Judge Brown's opinion offers no suggested alternative. (Various liberal critics quickly accused her of calling for a return to the Lochner era, in which the Court protected property rights with very strict standards of review. I don't know what judicial opinion they were reading, but it certainly wasn't Judge Brown's.) Moreover, I find no clear answer to this question in any of her prior writings—nor in her much remarked Constitution Day address to the Heritage Foundation last year.
The closest she has come to staking a position on this critical question seems to have been in her 2003 Senate confirmation hearing, when Senator Dick Durbin pressed her on the issue:
I’m not saying that you could never regulate property. Property has been regulated since ... the beginning of this country. I’m not saying that you could never have laws that say that people who are in a business that you regulate have to behave in a certain way. California has a very long history of anti-discrimination laws that says if you are a commercial establishment, you have to treat everybody the same. I don’t think there’s any problem with that at all.
Yet that description of economic rights seems little different from the pitifully low "rational basis" standard that Judge Brown decried then and now. If traditional state economic regulations, such as California's, would survive under Judge Brown's view of constitutional property rights, then it is hard to see what regulations would not pass constitutional muster; it certainly is hard to see why the federal Milk Regulatory Equity Act would be obviously unconstitutional under such a standard. Again, at the outset of her opinion, Judge Brown suggests it would have been "simpler" to argue that the Milk Regulatory Equity Act "impermissibly collectivized" the farmers' enterprises, violating the farmers' constitutional property rights. But even if you accept her position that the Constitution protects economic liberty no less than other Constitutional rights, the still-answered questions are far from "simple."

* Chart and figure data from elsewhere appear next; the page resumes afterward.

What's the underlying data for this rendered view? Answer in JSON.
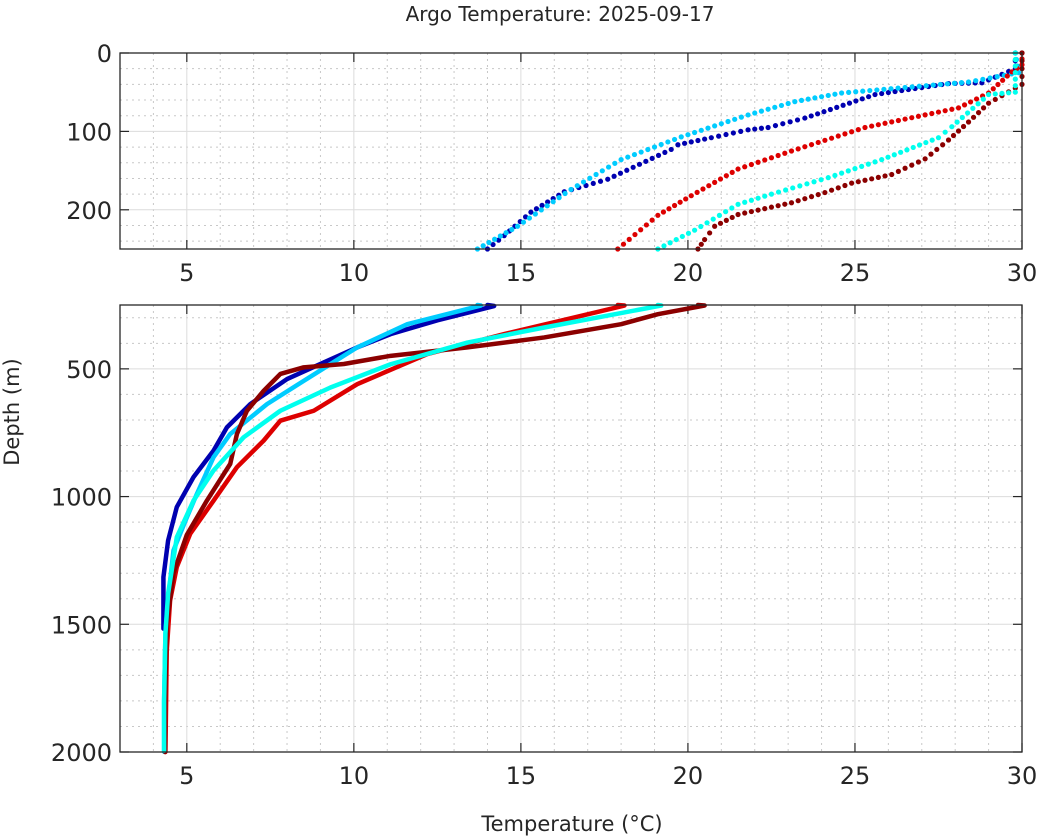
{
  "chart_data": {
    "type": "scatter",
    "title": "Argo Temperature: 2025-09-17",
    "xlabel": "Temperature (°C)",
    "ylabel": "Depth (m)",
    "grid": true,
    "legend": "none",
    "panels": [
      {
        "name": "upper",
        "xlim": [
          3,
          30
        ],
        "ylim": [
          0,
          250
        ],
        "y_reversed": true,
        "xticks": [
          5,
          10,
          15,
          20,
          25,
          30
        ],
        "yticks": [
          0,
          100,
          200
        ],
        "xtick_labels": [
          "5",
          "10",
          "15",
          "20",
          "25",
          "30"
        ],
        "ytick_labels": [
          "0",
          "100",
          "200"
        ]
      },
      {
        "name": "lower",
        "xlim": [
          3,
          30
        ],
        "ylim": [
          250,
          2000
        ],
        "y_reversed": true,
        "xticks": [
          5,
          10,
          15,
          20,
          25,
          30
        ],
        "yticks": [
          500,
          1000,
          1500,
          2000
        ],
        "xtick_labels": [
          "5",
          "10",
          "15",
          "20",
          "25",
          "30"
        ],
        "ytick_labels": [
          "500",
          "1000",
          "1500",
          "2000"
        ]
      }
    ],
    "series": [
      {
        "name": "profile-navy",
        "color": "#0000b0",
        "points": [
          [
            29.8,
            0
          ],
          [
            29.8,
            20
          ],
          [
            28.8,
            38
          ],
          [
            27.8,
            39
          ],
          [
            25.6,
            53
          ],
          [
            23.5,
            83
          ],
          [
            22.4,
            95
          ],
          [
            21.8,
            98
          ],
          [
            20.7,
            108
          ],
          [
            19.7,
            117
          ],
          [
            19.5,
            123
          ],
          [
            17.6,
            161
          ],
          [
            16.3,
            177
          ],
          [
            15.3,
            203
          ],
          [
            14.5,
            233
          ],
          [
            14.0,
            250
          ],
          [
            14.2,
            254
          ],
          [
            12.5,
            310
          ],
          [
            11.1,
            364
          ],
          [
            10.1,
            416
          ],
          [
            9.1,
            475
          ],
          [
            8.0,
            540
          ],
          [
            6.9,
            638
          ],
          [
            6.2,
            729
          ],
          [
            5.8,
            820
          ],
          [
            5.2,
            924
          ],
          [
            4.7,
            1041
          ],
          [
            4.44,
            1172
          ],
          [
            4.3,
            1315
          ],
          [
            4.3,
            1517
          ]
        ]
      },
      {
        "name": "profile-deepskyblue",
        "color": "#00ccff",
        "points": [
          [
            29.8,
            0
          ],
          [
            29.9,
            25
          ],
          [
            28.4,
            37
          ],
          [
            24.6,
            51
          ],
          [
            23.2,
            62
          ],
          [
            21.8,
            79
          ],
          [
            19.8,
            107
          ],
          [
            18.0,
            136
          ],
          [
            16.5,
            174
          ],
          [
            14.9,
            221
          ],
          [
            13.7,
            250
          ],
          [
            13.8,
            252
          ],
          [
            11.6,
            325
          ],
          [
            10.1,
            416
          ],
          [
            9.45,
            469
          ],
          [
            8.5,
            547
          ],
          [
            7.4,
            638
          ],
          [
            6.3,
            755
          ],
          [
            5.8,
            846
          ],
          [
            5.3,
            990
          ],
          [
            4.96,
            1094
          ],
          [
            4.6,
            1211
          ],
          [
            4.44,
            1406
          ],
          [
            4.36,
            1536
          ],
          [
            4.32,
            1797
          ],
          [
            4.32,
            1999
          ]
        ]
      },
      {
        "name": "profile-red",
        "color": "#dd0000",
        "points": [
          [
            30.0,
            0
          ],
          [
            30.0,
            15
          ],
          [
            29.7,
            24
          ],
          [
            29.0,
            51
          ],
          [
            28.1,
            70
          ],
          [
            25.3,
            95
          ],
          [
            23.1,
            125
          ],
          [
            21.5,
            148
          ],
          [
            20.1,
            182
          ],
          [
            19.1,
            207
          ],
          [
            17.9,
            250
          ],
          [
            18.1,
            252
          ],
          [
            14.5,
            364
          ],
          [
            12.2,
            442
          ],
          [
            10.1,
            560
          ],
          [
            8.8,
            664
          ],
          [
            7.8,
            703
          ],
          [
            7.3,
            781
          ],
          [
            6.5,
            885
          ],
          [
            5.8,
            1016
          ],
          [
            5.1,
            1146
          ],
          [
            4.7,
            1276
          ],
          [
            4.5,
            1406
          ],
          [
            4.4,
            1602
          ],
          [
            4.36,
            2000
          ]
        ]
      },
      {
        "name": "profile-darkred",
        "color": "#8b0000",
        "points": [
          [
            30.0,
            0
          ],
          [
            30.0,
            40
          ],
          [
            29.0,
            64
          ],
          [
            28.4,
            88
          ],
          [
            27.8,
            111
          ],
          [
            27.1,
            135
          ],
          [
            26.1,
            155
          ],
          [
            24.9,
            166
          ],
          [
            24.1,
            178
          ],
          [
            23.1,
            191
          ],
          [
            21.5,
            206
          ],
          [
            20.8,
            221
          ],
          [
            20.5,
            238
          ],
          [
            20.3,
            250
          ],
          [
            20.5,
            252
          ],
          [
            19.1,
            286
          ],
          [
            18.0,
            325
          ],
          [
            15.7,
            377
          ],
          [
            13.4,
            416
          ],
          [
            11.1,
            449
          ],
          [
            9.7,
            481
          ],
          [
            8.5,
            494
          ],
          [
            7.8,
            520
          ],
          [
            7.3,
            586
          ],
          [
            6.8,
            664
          ],
          [
            6.5,
            755
          ],
          [
            6.3,
            872
          ],
          [
            5.6,
            1016
          ],
          [
            5.0,
            1150
          ],
          [
            4.6,
            1300
          ],
          [
            4.4,
            1500
          ],
          [
            4.35,
            1800
          ],
          [
            4.35,
            2000
          ]
        ]
      },
      {
        "name": "profile-cyan",
        "color": "#00ffee",
        "points": [
          [
            29.8,
            0
          ],
          [
            29.8,
            50
          ],
          [
            29.0,
            53
          ],
          [
            27.9,
            94
          ],
          [
            27.5,
            108
          ],
          [
            25.8,
            136
          ],
          [
            24.2,
            159
          ],
          [
            22.5,
            180
          ],
          [
            21.5,
            193
          ],
          [
            20.2,
            226
          ],
          [
            19.1,
            250
          ],
          [
            19.2,
            252
          ],
          [
            15.7,
            338
          ],
          [
            13.4,
            397
          ],
          [
            11.1,
            482
          ],
          [
            9.3,
            573
          ],
          [
            7.8,
            664
          ],
          [
            6.7,
            768
          ],
          [
            5.8,
            898
          ],
          [
            5.2,
            1016
          ],
          [
            4.7,
            1159
          ],
          [
            4.44,
            1380
          ],
          [
            4.36,
            1536
          ],
          [
            4.32,
            1800
          ],
          [
            4.32,
            1995
          ]
        ]
      }
    ]
  }
}
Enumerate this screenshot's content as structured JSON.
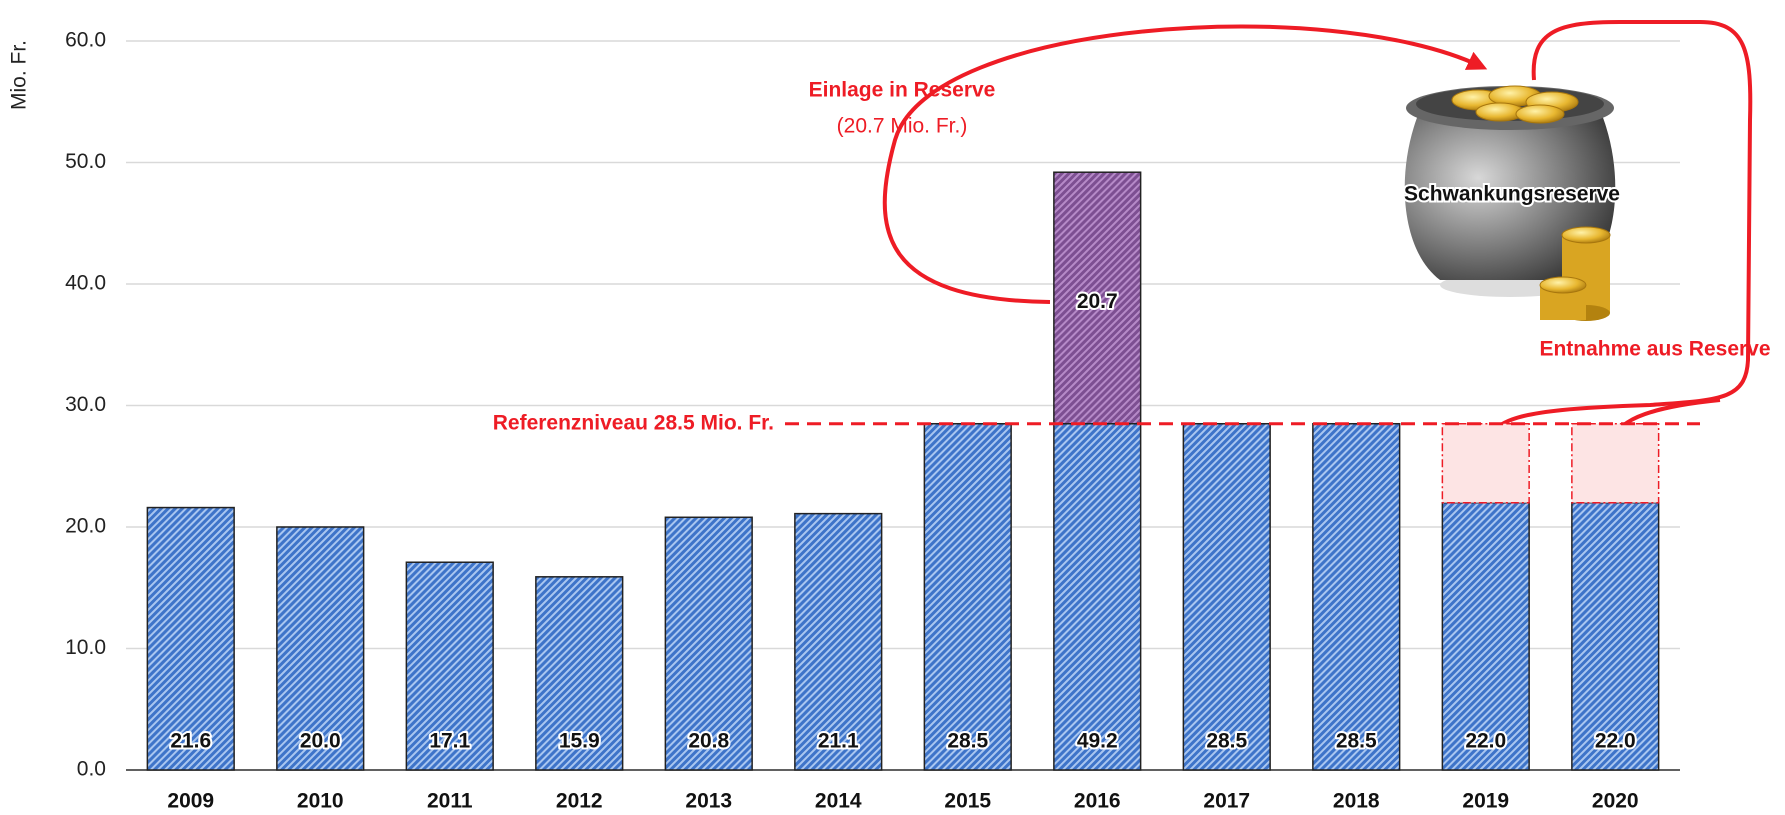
{
  "chart_data": {
    "type": "bar",
    "y_label": "Mio. Fr.",
    "categories": [
      "2009",
      "2010",
      "2011",
      "2012",
      "2013",
      "2014",
      "2015",
      "2016",
      "2017",
      "2018",
      "2019",
      "2020"
    ],
    "series": [
      {
        "color": "#4a7fd0",
        "values": [
          21.6,
          20.0,
          17.1,
          15.9,
          20.8,
          21.1,
          28.5,
          28.5,
          28.5,
          28.5,
          22.0,
          22.0
        ]
      },
      {
        "color": "#8a5a9c",
        "values": [
          null,
          null,
          null,
          null,
          null,
          null,
          null,
          20.7,
          null,
          null,
          null,
          null
        ]
      },
      {
        "color": "#fde4e4",
        "values": [
          null,
          null,
          null,
          null,
          null,
          null,
          null,
          null,
          null,
          null,
          6.5,
          6.5
        ]
      }
    ],
    "totals": [
      21.6,
      20.0,
      17.1,
      15.9,
      20.8,
      21.1,
      28.5,
      49.2,
      28.5,
      28.5,
      22.0,
      22.0
    ],
    "total_labels": [
      "21.6",
      "20.0",
      "17.1",
      "15.9",
      "20.8",
      "21.1",
      "28.5",
      "49.2",
      "28.5",
      "28.5",
      "22.0",
      "22.0"
    ],
    "deposit_label": "20.7",
    "reference": {
      "value": 28.5,
      "label": "Referenzniveau 28.5 Mio. Fr.",
      "color": "#ee1c25"
    },
    "ylim": [
      0,
      60
    ],
    "yticks": [
      {
        "value": 0,
        "label": "0.0"
      },
      {
        "value": 10,
        "label": "10.0"
      },
      {
        "value": 20,
        "label": "20.0"
      },
      {
        "value": 30,
        "label": "30.0"
      },
      {
        "value": 40,
        "label": "40.0"
      },
      {
        "value": 50,
        "label": "50.0"
      },
      {
        "value": 60,
        "label": "60.0"
      }
    ],
    "grid": true,
    "annotations": {
      "deposit_title": "Einlage in Reserve",
      "deposit_amount": "(20.7 Mio. Fr.)",
      "reserve": "Schwankungsreserve",
      "withdrawal": "Entnahme aus Reserve"
    }
  }
}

And there is one more wrinkle. Judge Brown's and Chief Judge Sentelle's call for heightened protection of property rights casts an interesting light on another controversial case decided by the D.C. Circuit just four years ago. In Abigail Alliance v. Eschenbach, the D.C. Circuit—the full court, not just an ordinary three-judge panel—held that the Constitution does not protect terminally ill patients' right to access experimental drugs that have not yet received full FDA approval. More specifically, the Court's majority—including Brown and Sentelle—agreed that the asserted right to obtain such drugs would be subject only to scrutiny under the "rational basis" standard that Brown and Sentelle decried in last week's opinion. If, as they explain in their new opinion, the right to "property" is owed heightened scrutiny because it appears alongside "liberty" in the Constitution's right to due process, then shouldn't the right to "life" receive the same heightened scrutiny? (Two of their colleagues dissented in that case, concluding that this right to life deserved the heightened protection afforded by "strict scrutiny.")
To be clear, none of this is to say that Judge Brown and Chief Judge Sentelle did not take a laudable first step in questioning whether property rights deserve greater protection than FDR's Supreme Court was willing to provide at the height of the New Deal. They are making a very important point—especially in an era when Tea Party conservatives seem increasingly willing to embrace judicial activism in defense of constitutional rights. But they would do no less a service by pressing the point further, explaining what sort of judicial standards of review would be necessary to actually protect constitutional property rights in practice. These are not "simple" questions, but they are indispensable ones—today more than ever.
Adam J. White is a lawyer in Washington, D.C.